En 2017, un couple israélien qui avait gagné quelques mois plus tôt le droit de faire et d’élever un enfant à partir du sperme prélevé après la mort de leur fils soldat a subi un revers juridique.

Irit et Asher Shahar souhaitaient utiliser le sperme de leur fils Omri, capitaine de la Marine israélienne, tué en juin 2012 à l’âge de 25 ans dans un accident de voiture, pour fertiliser un ovule acheté et créer un embryon et l’implanter dans une mère porteuse.
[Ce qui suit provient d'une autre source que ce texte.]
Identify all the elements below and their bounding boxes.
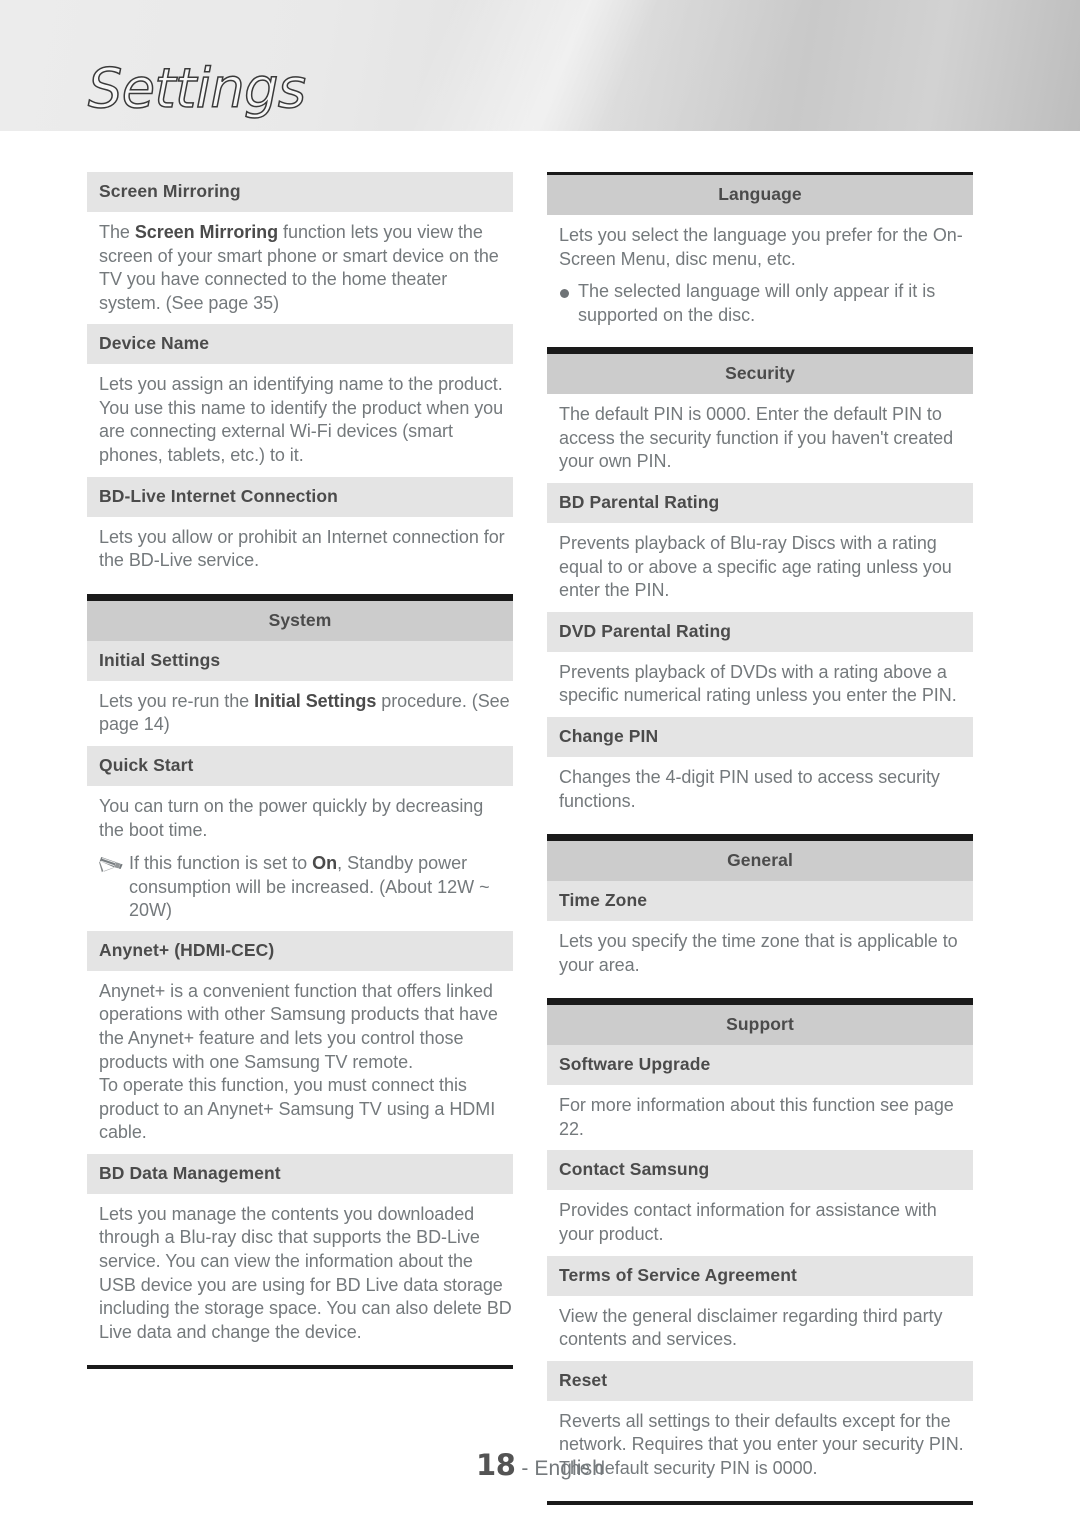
sub-header-initial-settings: Initial Settings <box>87 640 513 681</box>
contact-samsung-body: Provides contact information for assista… <box>559 1200 937 1244</box>
section-header-security: Security <box>547 351 973 395</box>
change-pin-body: Changes the 4-digit PIN used to access s… <box>559 766 940 811</box>
note-text: If this function is set to On, Standby p… <box>129 853 490 921</box>
terms-of-service-agreement-body: View the general disclaimer regarding th… <box>559 1305 943 1350</box>
bullet-dot-icon <box>560 289 569 299</box>
sub-header-bd-live-internet-connection: BD-Live Internet Connection <box>87 476 513 517</box>
anynet-hdmi-cec-body: Anynet+ is a convenient function that of… <box>99 980 498 1143</box>
sub-header-change-pin: Change PIN <box>547 716 973 757</box>
section-header-system: System <box>87 597 513 641</box>
right-column: Language Lets you select the language you… <box>547 172 973 1506</box>
sub-header-time-zone: Time Zone <box>547 881 973 922</box>
section-header-language: Language <box>547 172 973 215</box>
section-header-general: General <box>547 838 973 882</box>
software-upgrade-body: For more information about this function… <box>559 1095 954 1139</box>
bd-parental-rating-body: Prevents playback of Blu-ray Discs with … <box>559 533 952 601</box>
note-icon-wrap <box>99 852 125 873</box>
bd-live-internet-connection-body: Lets you allow or prohibit an Internet c… <box>99 526 505 571</box>
page-banner: Settings <box>0 0 1080 131</box>
sub-header-device-name: Device Name <box>87 324 513 365</box>
sub-header-bd-data-management: BD Data Management <box>87 1153 513 1194</box>
sub-header-software-upgrade: Software Upgrade <box>547 1045 973 1086</box>
sub-header-quick-start: Quick Start <box>87 745 513 786</box>
security-body: The default PIN is 0000. Enter the defau… <box>559 404 954 472</box>
section-header-support: Support <box>547 1002 973 1046</box>
sub-header-terms-of-service-agreement: Terms of Service Agreement <box>547 1255 973 1296</box>
emphasis-text: On <box>312 853 338 874</box>
emphasis-text: Initial Settings <box>254 690 377 711</box>
footer-page-number: 18 <box>476 1448 516 1482</box>
sub-header-dvd-parental-rating: DVD Parental Rating <box>547 611 973 652</box>
language-bullet: The selected language will only appear i… <box>547 280 973 335</box>
pencil-note-icon <box>99 857 123 877</box>
initial-settings-body: Lets you re-run the Initial Settings pro… <box>99 690 510 735</box>
quick-start-note: If this function is set to On, Standby p… <box>87 851 513 931</box>
sub-header-bd-parental-rating: BD Parental Rating <box>547 483 973 524</box>
bd-data-management-body: Lets you manage the contents you downloa… <box>99 1203 512 1342</box>
quick-start-body: You can turn on the power quickly by dec… <box>99 795 484 840</box>
language-body: Lets you select the language you prefer … <box>559 225 963 269</box>
screen-mirroring-body: The Screen Mirroring function lets you v… <box>99 222 499 313</box>
left-column-end-rule <box>87 1365 513 1370</box>
sub-header-anynet-hdmi-cec: Anynet+ (HDMI-CEC) <box>87 930 513 971</box>
device-name-body: Lets you assign an identifying name to t… <box>99 374 504 466</box>
left-column: Screen Mirroring The Screen Mirroring fun… <box>87 172 513 1370</box>
sub-header-reset: Reset <box>547 1360 973 1401</box>
sub-header-screen-mirroring: Screen Mirroring <box>87 172 513 212</box>
emphasis-text: Screen Mirroring <box>134 222 279 242</box>
time-zone-body: Lets you specify the time zone that is a… <box>559 931 958 975</box>
page-body: Screen Mirroring The Screen Mirroring fun… <box>0 131 1080 1532</box>
page-footer: 18 - English <box>0 1448 1080 1482</box>
footer-language: English <box>534 1457 604 1480</box>
bullet-text: The selected language will only appear i… <box>578 281 936 325</box>
dvd-parental-rating-body: Prevents playback of DVDs with a rating … <box>559 661 957 706</box>
page-title: Settings <box>87 57 306 120</box>
footer-separator: - <box>515 1457 535 1480</box>
sub-header-contact-samsung: Contact Samsung <box>547 1150 973 1191</box>
right-column-end-rule <box>547 1501 973 1506</box>
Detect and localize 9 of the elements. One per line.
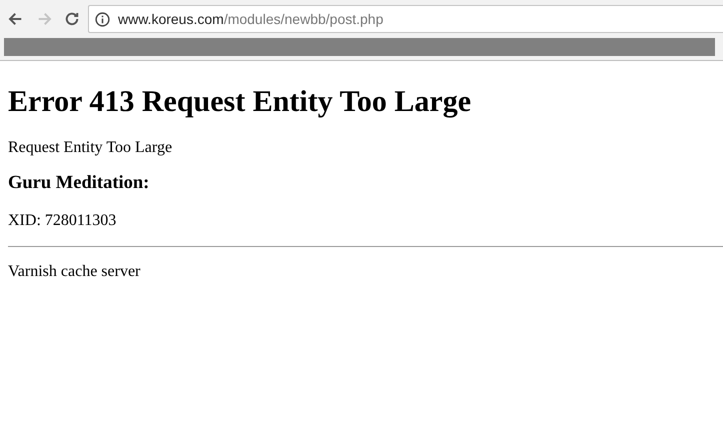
info-icon: [95, 12, 110, 26]
xid-text: XID: 728011303: [8, 212, 118, 230]
error-message: Request Entity Too Large: [8, 139, 174, 157]
url-text: www.koreus.com/modules/newbb/post.php: [118, 11, 384, 27]
footer-text: Varnish cache server: [8, 263, 142, 281]
error-heading: Error 413 Request Entity Too Large: [8, 85, 472, 119]
address-bar[interactable]: www.koreus.com/modules/newbb/post.php: [88, 5, 723, 33]
reload-icon: [63, 10, 81, 28]
subheading: Guru Meditation:: [8, 173, 150, 194]
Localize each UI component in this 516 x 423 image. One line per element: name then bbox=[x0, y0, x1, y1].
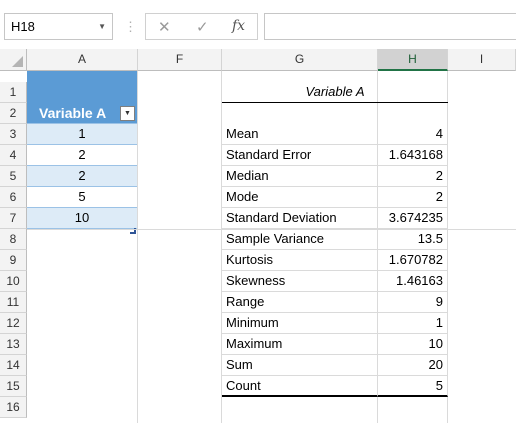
row-header-10[interactable]: 10 bbox=[0, 271, 27, 292]
cell-a0-fill bbox=[27, 71, 138, 82]
row-header-3[interactable]: 3 bbox=[0, 124, 27, 145]
table-value-cell[interactable]: 1 bbox=[27, 124, 138, 145]
row-header-5[interactable]: 5 bbox=[0, 166, 27, 187]
stat-label-sum[interactable]: Sum bbox=[222, 355, 378, 376]
formula-bar-separator: ⋮ bbox=[124, 19, 137, 34]
table-header-cell[interactable]: Variable A ▼ bbox=[27, 103, 138, 124]
row-header-1[interactable]: 1 bbox=[0, 82, 27, 103]
stat-value-count[interactable]: 5 bbox=[378, 376, 448, 397]
name-box[interactable]: H18 ▼ bbox=[4, 13, 113, 40]
row-header-15[interactable]: 15 bbox=[0, 376, 27, 397]
stat-value-mode[interactable]: 2 bbox=[378, 187, 448, 208]
name-box-dropdown-icon[interactable]: ▼ bbox=[98, 22, 106, 31]
stat-label-standard-error[interactable]: Standard Error bbox=[222, 145, 378, 166]
row-header-8[interactable]: 8 bbox=[0, 229, 27, 250]
stat-label-median[interactable]: Median bbox=[222, 166, 378, 187]
table-value-cell[interactable]: 2 bbox=[27, 166, 138, 187]
stat-label-range[interactable]: Range bbox=[222, 292, 378, 313]
stats-title[interactable]: Variable A bbox=[222, 82, 448, 103]
stat-value-skewness[interactable]: 1.46163 bbox=[378, 271, 448, 292]
row-header-9[interactable]: 9 bbox=[0, 250, 27, 271]
row-header-14[interactable]: 14 bbox=[0, 355, 27, 376]
stat-label-minimum[interactable]: Minimum bbox=[222, 313, 378, 334]
stat-value-standard-deviation[interactable]: 3.674235 bbox=[378, 208, 448, 229]
row-header-11[interactable]: 11 bbox=[0, 292, 27, 313]
row-header-7[interactable]: 7 bbox=[0, 208, 27, 229]
stat-value-standard-error[interactable]: 1.643168 bbox=[378, 145, 448, 166]
table-value-cell[interactable]: 10 bbox=[27, 208, 138, 229]
row-header-4[interactable]: 4 bbox=[0, 145, 27, 166]
column-header-g[interactable]: G bbox=[222, 49, 378, 71]
stat-label-sample-variance[interactable]: Sample Variance bbox=[222, 229, 378, 250]
insert-function-icon[interactable]: fx bbox=[232, 18, 245, 34]
row-header-6[interactable]: 6 bbox=[0, 187, 27, 208]
stat-label-standard-deviation[interactable]: Standard Deviation bbox=[222, 208, 378, 229]
stat-value-maximum[interactable]: 10 bbox=[378, 334, 448, 355]
column-header-f[interactable]: F bbox=[138, 49, 222, 71]
column-header-h[interactable]: H bbox=[378, 49, 448, 71]
row-header-16[interactable]: 16 bbox=[0, 397, 27, 418]
filter-dropdown-icon[interactable]: ▼ bbox=[120, 106, 135, 121]
stat-label-skewness[interactable]: Skewness bbox=[222, 271, 378, 292]
stat-value-mean[interactable]: 4 bbox=[378, 124, 448, 145]
stat-label-maximum[interactable]: Maximum bbox=[222, 334, 378, 355]
table-value-cell[interactable]: 5 bbox=[27, 187, 138, 208]
column-header-a[interactable]: A bbox=[27, 49, 138, 71]
stat-value-range[interactable]: 9 bbox=[378, 292, 448, 313]
column-header-i[interactable]: I bbox=[448, 49, 516, 71]
stat-value-minimum[interactable]: 1 bbox=[378, 313, 448, 334]
enter-icon[interactable]: ✓ bbox=[196, 18, 209, 36]
formula-buttons: ✕ ✓ fx bbox=[145, 13, 258, 40]
stat-label-count[interactable]: Count bbox=[222, 376, 378, 397]
stat-label-mode[interactable]: Mode bbox=[222, 187, 378, 208]
stat-label-mean[interactable]: Mean bbox=[222, 124, 378, 145]
stat-label-kurtosis[interactable]: Kurtosis bbox=[222, 250, 378, 271]
row-header-12[interactable]: 12 bbox=[0, 313, 27, 334]
table-header-label: Variable A bbox=[39, 105, 107, 121]
name-box-value: H18 bbox=[11, 19, 35, 34]
formula-input[interactable] bbox=[264, 13, 516, 40]
stat-value-kurtosis[interactable]: 1.670782 bbox=[378, 250, 448, 271]
cancel-icon[interactable]: ✕ bbox=[158, 18, 171, 36]
row-header-2[interactable]: 2 bbox=[0, 103, 27, 124]
table-value-cell[interactable]: 2 bbox=[27, 145, 138, 166]
select-all-icon bbox=[12, 56, 23, 67]
grid-line-a bbox=[137, 71, 138, 423]
stat-value-sample-variance[interactable]: 13.5 bbox=[378, 229, 448, 250]
stat-value-median[interactable]: 2 bbox=[378, 166, 448, 187]
select-all-corner[interactable] bbox=[0, 49, 27, 71]
cell-a1[interactable] bbox=[27, 82, 138, 103]
stat-value-sum[interactable]: 20 bbox=[378, 355, 448, 376]
row-header-13[interactable]: 13 bbox=[0, 334, 27, 355]
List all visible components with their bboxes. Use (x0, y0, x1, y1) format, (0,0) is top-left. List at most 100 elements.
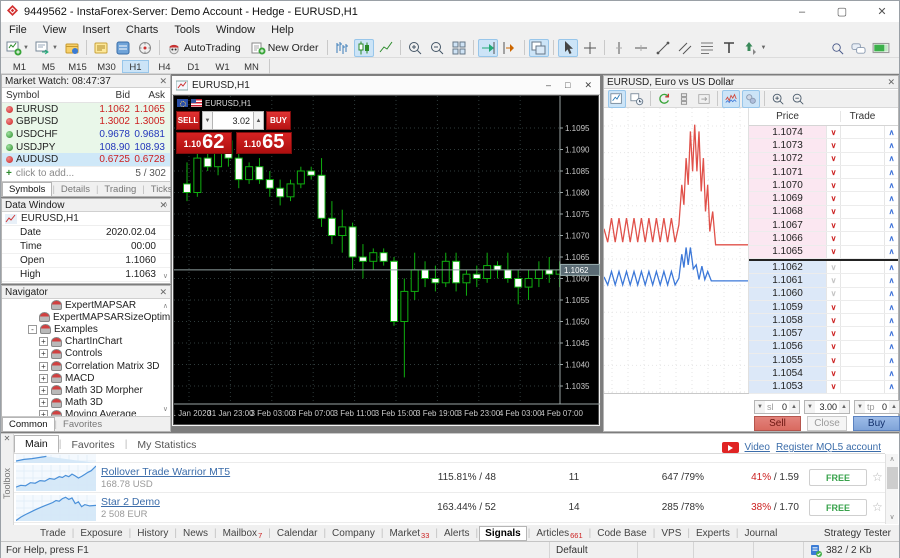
dom-buy-chevron-icon[interactable]: ∧ (884, 192, 898, 204)
toolbox-tab-news[interactable]: News (178, 527, 213, 540)
text-button[interactable] (719, 39, 739, 57)
symbol-row-gbpusd[interactable]: GBPUSD1.30021.3005 (2, 116, 170, 129)
menu-tools[interactable]: Tools (166, 24, 208, 36)
dom-sell-chevron-icon[interactable]: ∨ (826, 192, 840, 204)
timeframe-m5[interactable]: M5 (35, 60, 62, 73)
toolbox-tab-calendar[interactable]: Calendar (272, 527, 323, 540)
vertical-line-button[interactable] (609, 39, 629, 57)
dom-trade-cell[interactable] (840, 341, 884, 353)
zoom-out-button[interactable] (427, 39, 447, 57)
toolbox-tab-vps[interactable]: VPS (656, 527, 686, 540)
timeframe-m15[interactable]: M15 (64, 60, 91, 73)
take-profit-stepper[interactable]: ▼ tp 0 ▲ (854, 400, 900, 414)
market-watch-close-icon[interactable]: ✕ (159, 76, 167, 87)
dom-sell-chevron-icon[interactable]: ∨ (826, 354, 840, 366)
scr ollbar-down-icon[interactable]: ∨ (886, 512, 898, 524)
dom-sell-chevron-icon[interactable]: ∨ (826, 381, 840, 393)
toolbox-tab-history[interactable]: History (132, 527, 173, 540)
add-symbol-icon[interactable]: + (6, 168, 12, 179)
dom-buy-chevron-icon[interactable]: ∧ (884, 381, 898, 393)
toolbox-tab-signals[interactable]: Signals (479, 526, 527, 541)
arrows-button[interactable]: ▼ (741, 39, 768, 57)
stop-loss-stepper[interactable]: ▼ sl 0 ▲ (754, 400, 800, 414)
dom-trade-cell[interactable] (840, 139, 884, 151)
dom-buy-chevron-icon[interactable]: ∧ (884, 261, 898, 273)
expand-icon[interactable]: + (39, 349, 48, 358)
column-header-symbol[interactable]: Symbol (2, 90, 88, 101)
sell-price-button[interactable]: 1.10 62 (176, 132, 232, 154)
favorite-star-icon[interactable]: ☆ (872, 470, 883, 484)
toolbox-tab-experts[interactable]: Experts (691, 527, 735, 540)
connection-button[interactable] (870, 39, 892, 57)
chat-button[interactable] (849, 39, 868, 57)
dom-sell-chevron-icon[interactable]: ∨ (826, 341, 840, 353)
dom-trade-cell[interactable] (840, 381, 884, 393)
dom-trade-cell[interactable] (840, 166, 884, 178)
market-watch-tab-trading[interactable]: Trading (98, 183, 142, 196)
trendline-button[interactable] (653, 39, 673, 57)
sl-down-icon[interactable]: ▼ (755, 401, 765, 413)
market-watch-add-row[interactable]: + click to add... 5 / 302 (2, 166, 170, 180)
candle-chart-button[interactable] (354, 39, 374, 57)
sell-button[interactable]: SELL (176, 111, 200, 130)
auto-scroll-button[interactable] (478, 39, 498, 57)
search-button[interactable] (828, 39, 847, 57)
dom-trade-cell[interactable] (840, 192, 884, 204)
status-profile[interactable]: Default (549, 542, 637, 558)
dom-buy-chevron-icon[interactable]: ∧ (884, 246, 898, 258)
horizontal-line-button[interactable] (631, 39, 651, 57)
video-icon[interactable] (722, 442, 739, 453)
scripts-button[interactable] (62, 39, 82, 57)
dom-trade-cell[interactable] (840, 274, 884, 286)
scroll-down-icon[interactable]: ∨ (163, 272, 168, 280)
buy-price-button[interactable]: 1.10 65 (236, 132, 292, 154)
toolbox-tab-market[interactable]: Market33 (384, 527, 434, 540)
tp-down-icon[interactable]: ▼ (855, 401, 865, 413)
dom-buy-chevron-icon[interactable]: ∧ (884, 219, 898, 231)
dom-sell-chevron-icon[interactable]: ∨ (826, 232, 840, 244)
signal-row[interactable]: Rollover Trade Warrior MT5168.78 USD115.… (14, 463, 885, 493)
timeframe-m30[interactable]: M30 (93, 60, 120, 73)
nav-item-chartinchart[interactable]: +ChartInChart (2, 336, 170, 348)
signals-tab-favorites[interactable]: Favorites (62, 437, 125, 453)
timeframe-mn[interactable]: MN (238, 60, 265, 73)
column-header-ask[interactable]: Ask (130, 90, 168, 101)
dom-buy-chevron-icon[interactable]: ∧ (884, 327, 898, 339)
nav-item-expertmapsarsizeoptim[interactable]: ExpertMAPSARSizeOptim (2, 311, 170, 323)
autotrading-button[interactable]: AutoTrading (164, 39, 246, 57)
symbol-row-usdchf[interactable]: USDCHF0.96780.9681 (2, 128, 170, 141)
dom-trade-cell[interactable] (840, 153, 884, 165)
timeframe-m1[interactable]: M1 (6, 60, 33, 73)
dom-sell-chevron-icon[interactable]: ∨ (826, 166, 840, 178)
menu-window[interactable]: Window (208, 24, 263, 36)
nav-item-expertmapsar[interactable]: ExpertMAPSAR (2, 299, 170, 311)
navigator-button[interactable] (135, 39, 155, 57)
menu-insert[interactable]: Insert (74, 24, 118, 36)
dom-sell-button[interactable]: Sell (754, 416, 801, 431)
scrollbar-up-icon[interactable]: ∧ (886, 454, 898, 466)
dom-trade-cell[interactable] (840, 246, 884, 258)
timeframe-d1[interactable]: D1 (180, 60, 207, 73)
dom-trade-cell[interactable] (840, 301, 884, 313)
dom-trade-cell[interactable] (840, 314, 884, 326)
sl-value[interactable]: 0 (774, 402, 790, 412)
dom-buy-chevron-icon[interactable]: ∧ (884, 288, 898, 300)
profiles-button[interactable]: ▼ (33, 39, 60, 57)
navigator-tab-common[interactable]: Common (2, 417, 55, 431)
symbol-row-eurusd[interactable]: EURUSD1.10621.1065 (2, 103, 170, 116)
expand-icon[interactable]: + (39, 337, 48, 346)
toolbox-tab-alerts[interactable]: Alerts (439, 527, 475, 540)
sl-up-icon[interactable]: ▲ (789, 401, 799, 413)
toolbox-tab-trade[interactable]: Trade (35, 527, 71, 540)
timeframe-h4[interactable]: H4 (151, 60, 178, 73)
tp-up-icon[interactable]: ▲ (889, 401, 899, 413)
toolbox-tab-company[interactable]: Company (327, 527, 380, 540)
market-watch-tab-symbols[interactable]: Symbols (2, 182, 52, 196)
dom-close-button[interactable]: Close (807, 416, 847, 431)
dom-zoom-out-button[interactable] (789, 90, 807, 108)
toolbox-tab-journal[interactable]: Journal (740, 527, 783, 540)
dom-sell-chevron-icon[interactable]: ∨ (826, 153, 840, 165)
chart-maximize-icon[interactable]: □ (565, 80, 570, 91)
dom-trade-cell[interactable] (840, 219, 884, 231)
dom-market-depth-button[interactable] (675, 90, 693, 108)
Asher et Irit Shahar, avec leur fils Omri, avant la mort d’Omri en juin 2012. (Crédit : autorisation)

Depuis 2003, la loi israélienne autorise les prélèvements de sperme posthume dans le but d’être ultérieurement inséminé ou implanté par fécondation in-vitro ou chez la femme du défunt.

Au cours de la dernière décennie, il y a eu de nombreux cas de parents qui donnaient le sperme de leur fils à des femmes qui souhaitaient procréer. Dans de tels cas, les femmes étaient les mères biologiques de l’enfant. Elles les élevaient, et les parents du donneur posthume conservaient leur rôle de grands-parents.

Certains pays autorisent le prélèvement de sperme posthume si le défunt a laissé une autorisation écrite. En France, en Allemagne et en Suède, par exemple, c’est totalement interdit.

Aux États-Unis, la loi varie d’un état à l’autre, et des affaires clés se sont focalisées davantage sur les questions d’héritage et de sécurité sociale de l’usage d’un tel échantillon que sur le droit à l’utilisation des gamètes.